The three shipped rewriters run at 10 (XrefHtmlRewriter), 20 (LocaleLinkHtmlRewriter), and 30 (BaseUrlHtmlRewriter) — choose a number above 30 to see already-resolved xref/locale/base hrefs, below 10 to preempt xref resolution, or between the built-ins only to deliberately slot into that chain. The example uses 500 so anchors are lowercased after every transport-layer transform has landed.

public int Order => 500;

Register the implementation

HtmlResponseRewritingProcessor resolves every registered IHtmlResponseRewriter from the container and sorts by Order, so a single AddSingleton next to the host wiring is sufficient.

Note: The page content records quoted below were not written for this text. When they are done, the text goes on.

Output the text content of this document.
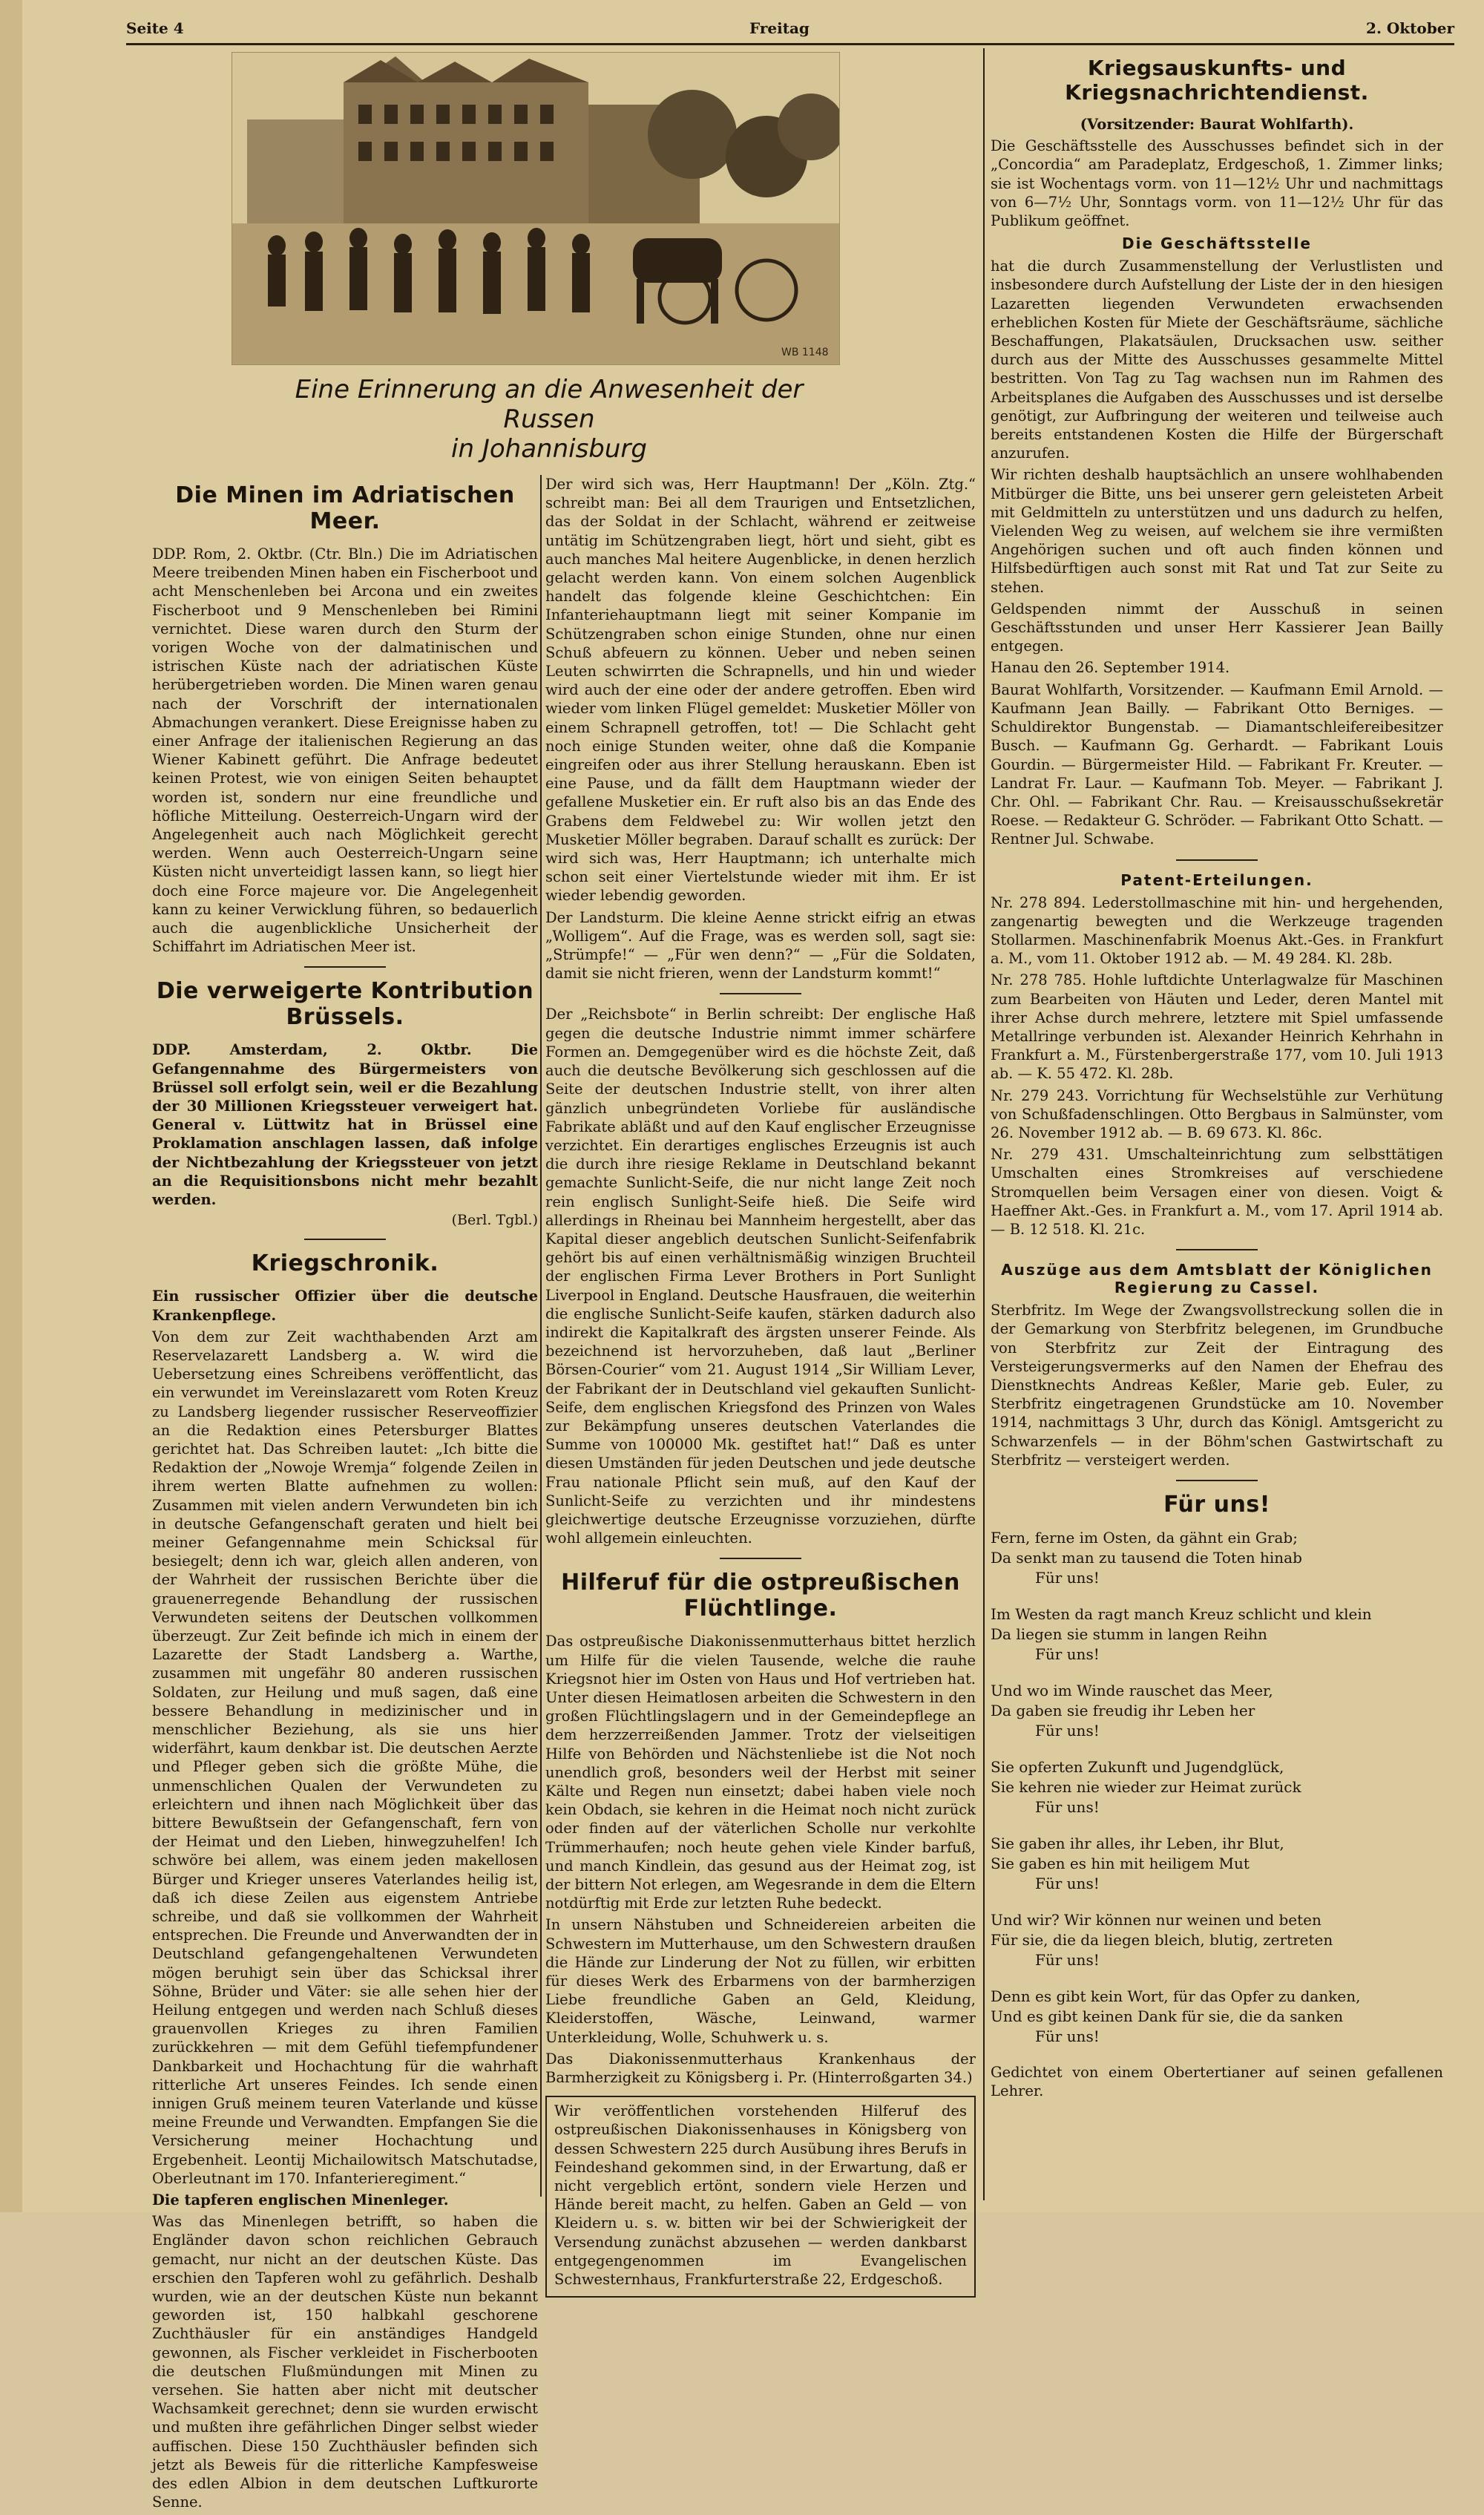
Seite 4	Freitag	2. Oktober
WB 1148
Eine Erinnerung an die Anwesenheit der Russen
in Johannisburg
Die Minen im Adriatischen Meer.

DDP. Rom, 2. Oktbr. (Ctr. Bln.) Die im Adriatischen Meere treibenden Minen haben ein Fischerboot und acht Menschenleben bei Arcona und ein zweites Fischerboot und 9 Menschenleben bei Rimini vernichtet. Diese waren durch den Sturm der vorigen Woche von der dalmatinischen und istrischen Küste nach der adriatischen Küste herübergetrieben worden. Die Minen waren genau nach der Vorschrift der internationalen Abmachungen verankert. Diese Ereignisse haben zu einer Anfrage der italienischen Regierung an das Wiener Kabinett geführt. Die Anfrage bedeutet keinen Protest, wie von einigen Seiten behauptet worden ist, sondern nur eine freundliche und höfliche Mitteilung. Oesterreich-Ungarn wird der Angelegenheit auch nach Möglichkeit gerecht werden. Wenn auch Oesterreich-Ungarn seine Küsten nicht unverteidigt lassen kann, so liegt hier doch eine Force majeure vor. Die Angelegenheit kann zu keiner Verwicklung führen, so bedauerlich auch die augenblickliche Unsicherheit der Schiffahrt im Adriatischen Meer ist.

Die verweigerte Kontribution Brüssels.

DDP. Amsterdam, 2. Oktbr. Die Gefangennahme des Bürgermeisters von Brüssel soll erfolgt sein, weil er die Bezahlung der 30 Millionen Kriegssteuer verweigert hat. General v. Lüttwitz hat in Brüssel eine Proklamation anschlagen lassen, daß infolge der Nichtbezahlung der Kriegssteuer von jetzt an die Requisitionsbons nicht mehr bezahlt werden.

(Berl. Tgbl.)
Kriegschronik.

Ein russischer Offizier über die deutsche Krankenpflege.

Von dem zur Zeit wachthabenden Arzt am Reservelazarett Landsberg a. W. wird die Uebersetzung eines Schreibens veröffentlicht, das ein verwundet im Vereinslazarett vom Roten Kreuz zu Landsberg liegender russischer Reserveoffizier an die Redaktion eines Petersburger Blattes gerichtet hat. Das Schreiben lautet: „Ich bitte die Redaktion der „Nowoje Wremja“ folgende Zeilen in ihrem werten Blatte aufnehmen zu wollen: Zusammen mit vielen andern Verwundeten bin ich in deutsche Gefangenschaft geraten und hielt bei meiner Gefangennahme mein Schicksal für besiegelt; denn ich war, gleich allen anderen, von der Wahrheit der russischen Berichte über die grauenerregende Behandlung der russischen Verwundeten seitens der Deutschen vollkommen überzeugt. Zur Zeit befinde ich mich in einem der Lazarette der Stadt Landsberg a. Warthe, zusammen mit ungefähr 80 anderen russischen Soldaten, zur Heilung und muß sagen, daß eine bessere Behandlung in medizinischer und in menschlicher Beziehung, als sie uns hier widerfährt, kaum denkbar ist. Die deutschen Aerzte und Pfleger geben sich die größte Mühe, die unmenschlichen Qualen der Verwundeten zu erleichtern und ihnen nach Möglichkeit über das bittere Bewußtsein der Gefangenschaft, fern von der Heimat und den Lieben, hinwegzuhelfen! Ich schwöre bei allem, was einem jeden makellosen Bürger und Krieger unseres Vaterlandes heilig ist, daß ich diese Zeilen aus eigenstem Antriebe schreibe, und daß sie vollkommen der Wahrheit entsprechen. Die Freunde und Anverwandten der in Deutschland gefangengehaltenen Verwundeten mögen beruhigt sein über das Schicksal ihrer Söhne, Brüder und Väter: sie alle sehen hier der Heilung entgegen und werden nach Schluß dieses grauenvollen Krieges zu ihren Familien zurückkehren — mit dem Gefühl tiefempfundener Dankbarkeit und Hochachtung für die wahrhaft ritterliche Art unseres Feindes. Ich sende einen innigen Gruß meinem teuren Vaterlande und küsse meine Freunde und Verwandten. Empfangen Sie die Versicherung meiner Hochachtung und Ergebenheit. Leontij Michailowitsch Matschutadse, Oberleutnant im 170. Infanterieregiment.“

Die tapferen englischen Minenleger.

Was das Minenlegen betrifft, so haben die Engländer davon schon reichlichen Gebrauch gemacht, nur nicht an der deutschen Küste. Das erschien den Tapferen wohl zu gefährlich. Deshalb wurden, wie an der deutschen Küste nun bekannt geworden ist, 150 halbkahl geschorene Zuchthäusler für ein anständiges Handgeld gewonnen, als Fischer verkleidet in Fischerbooten die deutschen Flußmündungen mit Minen zu versehen. Sie hatten aber nicht mit deutscher Wachsamkeit gerechnet; denn sie wurden erwischt und mußten ihre gefährlichen Dinger selbst wieder auffischen. Diese 150 Zuchthäusler befinden sich jetzt als Beweis für die ritterliche Kampfesweise des edlen Albion in dem deutschen Luftkurorte Senne.

Der wird sich was, Herr Hauptmann! Der „Köln. Ztg.“ schreibt man: Bei all dem Traurigen und Entsetzlichen, das der Soldat in der Schlacht, während er zeitweise untätig im Schützengraben liegt, hört und sieht, gibt es auch manches Mal heitere Augenblicke, in denen herzlich gelacht werden kann. Von einem solchen Augenblick handelt das folgende kleine Geschichtchen: Ein Infanteriehauptmann liegt mit seiner Kompanie im Schützengraben schon einige Stunden, ohne nur einen Schuß abfeuern zu können. Ueber und neben seinen Leuten schwirrten die Schrapnells, und hin und wieder wird auch der eine oder der andere getroffen. Eben wird wieder vom linken Flügel gemeldet: Musketier Möller von einem Schrapnell getroffen, tot! — Die Schlacht geht noch einige Stunden weiter, ohne daß die Kompanie eingreifen oder aus ihrer Stellung herauskann. Eben ist eine Pause, und da fällt dem Hauptmann wieder der gefallene Musketier ein. Er ruft also bis an das Ende des Grabens dem Feldwebel zu: Wir wollen jetzt den Musketier Möller begraben. Darauf schallt es zurück: Der wird sich was, Herr Hauptmann; ich unterhalte mich schon seit einer Viertelstunde wieder mit ihm. Er ist wieder lebendig geworden.

Der Landsturm. Die kleine Aenne strickt eifrig an etwas „Wolligem“. Auf die Frage, was es werden soll, sagt sie: „Strümpfe!“ — „Für wen denn?“ — „Für die Soldaten, damit sie nicht frieren, wenn der Landsturm kommt!“

Der „Reichsbote“ in Berlin schreibt: Der englische Haß gegen die deutsche Industrie nimmt immer schärfere Formen an. Demgegenüber wird es die höchste Zeit, daß auch die deutsche Bevölkerung sich geschlossen auf die Seite der deutschen Industrie stellt, von ihrer alten gänzlich unbegründeten Vorliebe für ausländische Fabrikate abläßt und auf den Kauf englischer Erzeugnisse verzichtet. Ein derartiges englisches Erzeugnis ist auch die durch ihre riesige Reklame in Deutschland bekannt gemachte Sunlicht-Seife, die nur nicht lange Zeit noch rein englisch Sunlight-Seife hieß. Die Seife wird allerdings in Rheinau bei Mannheim hergestellt, aber das Kapital dieser angeblich deutschen Sunlicht-Seifenfabrik gehört bis auf einen verhältnismäßig winzigen Bruchteil der englischen Firma Lever Brothers in Port Sunlight Liverpool in England. Deutsche Hausfrauen, die weiterhin die englische Sunlicht-Seife kaufen, stärken dadurch also indirekt die Kapitalkraft des ärgsten unserer Feinde. Als bezeichnend ist hervorzuheben, daß laut „Berliner Börsen-Courier“ vom 21. August 1914 „Sir William Lever, der Fabrikant der in Deutschland viel gekauften Sunlicht-Seife, dem englischen Kriegsfond des Prinzen von Wales zur Bekämpfung unseres deutschen Vaterlandes die Summe von 100000 Mk. gestiftet hat!“ Daß es unter diesen Umständen für jeden Deutschen und jede deutsche Frau nationale Pflicht sein muß, auf den Kauf der Sunlicht-Seife zu verzichten und ihr mindestens gleichwertige deutsche Erzeugnisse vorzuziehen, dürfte wohl allgemein einleuchten.

Hilferuf für die ostpreußischen Flüchtlinge.

Das ostpreußische Diakonissenmutterhaus bittet herzlich um Hilfe für die vielen Tausende, welche die rauhe Kriegsnot hier im Osten von Haus und Hof vertrieben hat. Unter diesen Heimatlosen arbeiten die Schwestern in den großen Flüchtlingslagern und in der Gemeindepflege an dem herzzerreißenden Jammer. Trotz der vielseitigen Hilfe von Behörden und Nächstenliebe ist die Not noch unendlich groß, besonders weil der Herbst mit seiner Kälte und Regen nun einsetzt; dabei haben viele noch kein Obdach, sie kehren in die Heimat noch nicht zurück oder finden auf der väterlichen Scholle nur verkohlte Trümmerhaufen; noch heute gehen viele Kinder barfuß, und manch Kindlein, das gesund aus der Heimat zog, ist der bittern Not erlegen, am Wegesrande in dem die Eltern notdürftig mit Erde zur letzten Ruhe bedeckt.

In unsern Nähstuben und Schneidereien arbeiten die Schwestern im Mutterhause, um den Schwestern draußen die Hände zur Linderung der Not zu füllen, wir erbitten für dieses Werk des Erbarmens von der barmherzigen Liebe freundliche Gaben an Geld, Kleidung, Kleiderstoffen, Wäsche, Leinwand, warmer Unterkleidung, Wolle, Schuhwerk u. s.

Das Diakonissenmutterhaus Krankenhaus der Barmherzigkeit zu Königsberg i. Pr. (Hinterroßgarten 34.)

Wir veröffentlichen vorstehenden Hilferuf des ostpreußischen Diakonissenhauses in Königsberg von dessen Schwestern 225 durch Ausübung ihres Berufs in Feindeshand gekommen sind, in der Erwartung, daß er nicht vergeblich ertönt, sondern viele Herzen und Hände bereit macht, zu helfen. Gaben an Geld — von Kleidern u. s. w. bitten wir bei der Schwierigkeit der Versendung zunächst abzusehen — werden dankbarst entgegengenommen im Evangelischen Schwesternhaus, Frankfurterstraße 22, Erdgeschoß.

Kriegsauskunfts- und Kriegsnachrichtendienst.

(Vorsitzender: Baurat Wohlfarth).

Die Geschäftsstelle des Ausschusses befindet sich in der „Concordia“ am Paradeplatz, Erdgeschoß, 1. Zimmer links; sie ist Wochentags vorm. von 11—12½ Uhr und nachmittags von 6—7½ Uhr, Sonntags vorm. von 11—12½ Uhr für das Publikum geöffnet.

Die Geschäftsstelle

hat die durch Zusammenstellung der Verlustlisten und insbesondere durch Aufstellung der Liste der in den hiesigen Lazaretten liegenden Verwundeten erwachsenden erheblichen Kosten für Miete der Geschäftsräume, sächliche Beschaffungen, Plakatsäulen, Drucksachen usw. seither durch aus der Mitte des Ausschusses gesammelte Mittel bestritten. Von Tag zu Tag wachsen nun im Rahmen des Arbeitsplanes die Aufgaben des Ausschusses und ist derselbe genötigt, zur Aufbringung der weiteren und teilweise auch bereits entstandenen Kosten die Hilfe der Bürgerschaft anzurufen.

Wir richten deshalb hauptsächlich an unsere wohlhabenden Mitbürger die Bitte, uns bei unserer gern geleisteten Arbeit mit Geldmitteln zu unterstützen und uns dadurch zu helfen, Vielenden Weg zu weisen, auf welchem sie ihre vermißten Angehörigen suchen und oft auch finden können und Hilfsbedürftigen auch sonst mit Rat und Tat zur Seite zu stehen.

Geldspenden nimmt der Ausschuß in seinen Geschäftsstunden und unser Herr Kassierer Jean Bailly entgegen.

Hanau den 26. September 1914.

Baurat Wohlfarth, Vorsitzender. — Kaufmann Emil Arnold. — Kaufmann Jean Bailly. — Fabrikant Otto Berniges. — Schuldirektor Bungenstab. — Diamantschleifereibesitzer Busch. — Kaufmann Gg. Gerhardt. — Fabrikant Louis Gourdin. — Bürgermeister Hild. — Fabrikant Fr. Kreuter. — Landrat Fr. Laur. — Kaufmann Tob. Meyer. — Fabrikant J. Chr. Ohl. — Fabrikant Chr. Rau. — Kreisausschußsekretär Roese. — Redakteur G. Schröder. — Fabrikant Otto Schatt. — Rentner Jul. Schwabe.

Patent-Erteilungen.

Nr. 278 894. Lederstollmaschine mit hin- und hergehenden, zangenartig bewegten und die Werkzeuge tragenden Stollarmen. Maschinenfabrik Moenus Akt.-Ges. in Frankfurt a. M., vom 11. Oktober 1912 ab. — M. 49 284. Kl. 28b.

Nr. 278 785. Hohle luftdichte Unterlagwalze für Maschinen zum Bearbeiten von Häuten und Leder, deren Mantel mit ihrer Achse durch mehrere, letztere mit Spiel umfassende Metallringe verbunden ist. Alexander Heinrich Kehrhahn in Frankfurt a. M., Fürstenbergerstraße 177, vom 10. Juli 1913 ab. — K. 55 472. Kl. 28b.

Nr. 279 243. Vorrichtung für Wechselstühle zur Verhütung von Schußfadenschlingen. Otto Bergbaus in Salmünster, vom 26. November 1912 ab. — B. 69 673. Kl. 86c.

Nr. 279 431. Umschalteinrichtung zum selbsttätigen Umschalten eines Stromkreises auf verschiedene Stromquellen beim Versagen einer von diesen. Voigt & Haeffner Akt.-Ges. in Frankfurt a. M., vom 17. April 1914 ab. — B. 12 518. Kl. 21c.

Auszüge aus dem Amtsblatt der Königlichen Regierung zu Cassel.

Sterbfritz. Im Wege der Zwangsvollstreckung sollen die in der Gemarkung von Sterbfritz belegenen, im Grundbuche von Sterbfritz zur Zeit der Eintragung des Versteigerungsvermerks auf den Namen der Ehefrau des Dienstknechts Andreas Keßler, Marie geb. Euler, zu Sterbfritz eingetragenen Grundstücke am 10. November 1914, nachmittags 3 Uhr, durch das Königl. Amtsgericht zu Schwarzenfels — in der Böhm'schen Gastwirtschaft zu Sterbfritz — versteigert werden.

Für uns!

Fern, ferne im Osten, da gähnt ein Grab;

Da senkt man zu tausend die Toten hinab

Für uns!

Im Westen da ragt manch Kreuz schlicht und klein

Da liegen sie stumm in langen Reihn

Für uns!

Und wo im Winde rauschet das Meer,

Da gaben sie freudig ihr Leben her

Für uns!

Sie opferten Zukunft und Jugendglück,

Sie kehren nie wieder zur Heimat zurück

Für uns!

Sie gaben ihr alles, ihr Leben, ihr Blut,

Sie gaben es hin mit heiligem Mut

Für uns!

Und wir? Wir können nur weinen und beten

Für sie, die da liegen bleich, blutig, zertreten

Für uns!

Denn es gibt kein Wort, für das Opfer zu danken,

Und es gibt keinen Dank für sie, die da sanken

Für uns!

Gedichtet von einem Obertertianer auf seinen gefallenen Lehrer.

builder.Services.AddSingleton<IHtmlResponseRewriter, AnchorLowercaseRewriter>();

Result

Anchors marked data-lowercase have their text content lowercased, and the sentinel comment is gone from view-source.

Before:

<!--LOWERCASE-SENTINEL-->
<a data-lowercase href="/docs/">Read the DOCS</a>
<a data-lowercase href="/blog/">Latest POSTS</a>

After:

<a data-lowercase href="/docs/">read the docs</a>
<a data-lowercase href="/blog/">latest posts</a>

Anchors without data-lowercase and non-HTML responses pass through unchanged.

Verify

  • Run dotnet run --project examples/ExtensibilityLabExample and visit /lowercase-demo/.
  • Expect every <a data-lowercase> anchor text to be lowercase in the rendered HTML, and <!--LOWERCASE-SENTINEL--> to be absent from view-source.
  • Static build: dotnet run --project examples/ExtensibilityLabExample -- build output — grep output/lowercase-demo/index.html to confirm the rewriter also runs during publish.